Successfully computed Floer cohomology for most pairs of real Lagrangians.

Developed formulas for Maslov index and obstruction bundles.

Established relations between holomorphic strips, discs, and spheres.

Abstract

Let X be the Fermat quintic threefold. The set of real solutions L forms a Lagrangian submanifold of X. Multiplying the homogeneous coordinates of X by various fifth roots of unity gives automorphisms of X; the images of L under these automorphisms defines a family of 625 different Lagrangian submanifolds, called real Lagrangians. In this paper we try to calculate the Floer cohomology between all pairs of these Lagrangians. We are able to complete most of the calculations, but there are a few cases we cannot do. The basic idea is to explicitly describe some low energy moduli spaces and then use this knowledge to calculate the differential on the E_2 page of the standard spectral sequence for Floer cohomology.

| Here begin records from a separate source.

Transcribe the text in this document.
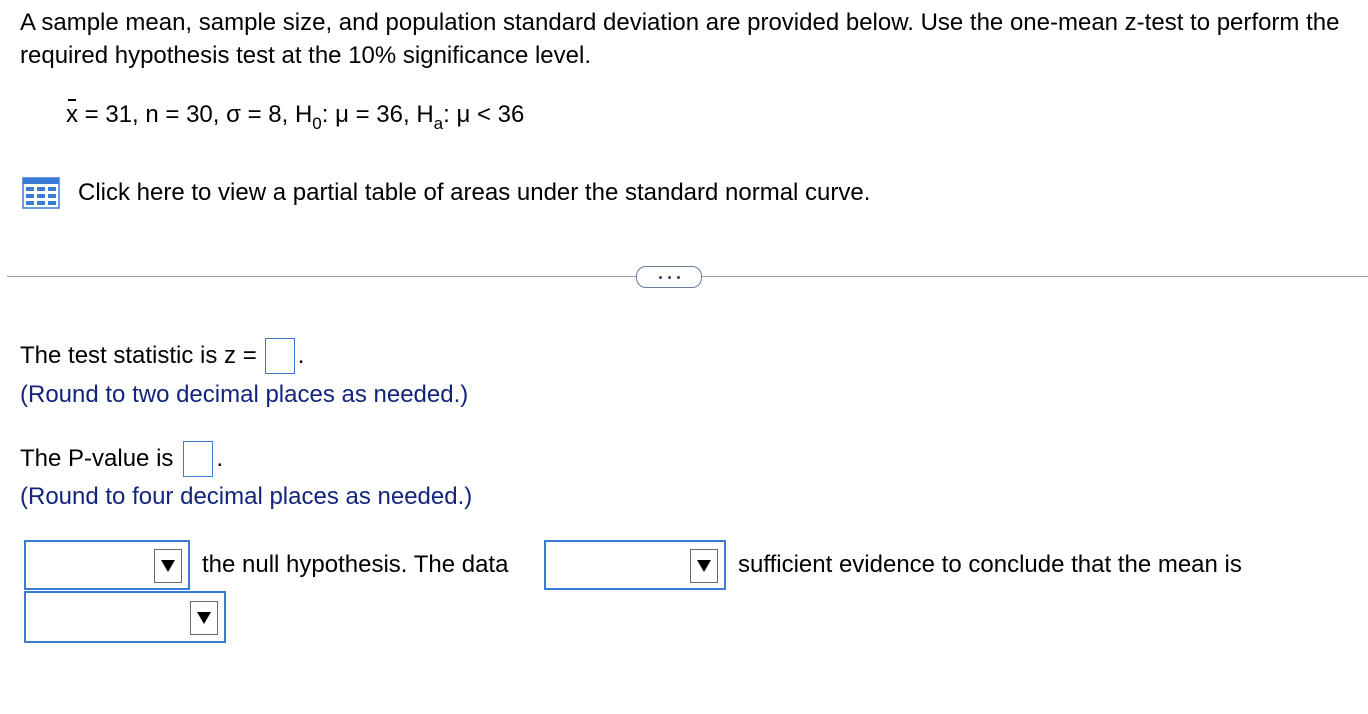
A sample mean, sample size, and population standard deviation are provided below. Use the one-mean z-test to perform the required hypothesis test at the 10% significance level.
x = 31, n = 30, σ = 8, $H_0$: μ = 36, $H_a$: μ < 36
Click here to view a partial table of areas under the standard normal curve.
The test statistic is z = .
(Round to two decimal places as needed.)
The P-value is .
(Round to four decimal places as needed.)
the null hypothesis. The data	sufficient evidence to conclude that the mean is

It turns out that this is often enough to calculate the cohomology completely. Several techniques are developed to help describe these low energy moduli spaces, including a formula for the Maslov index, a formula for the obstruction bundle, and a way to relate holomorphic strips and discs to holomorphic spheres. The real nature of the Lagrangians is crucial for the development of these techniques.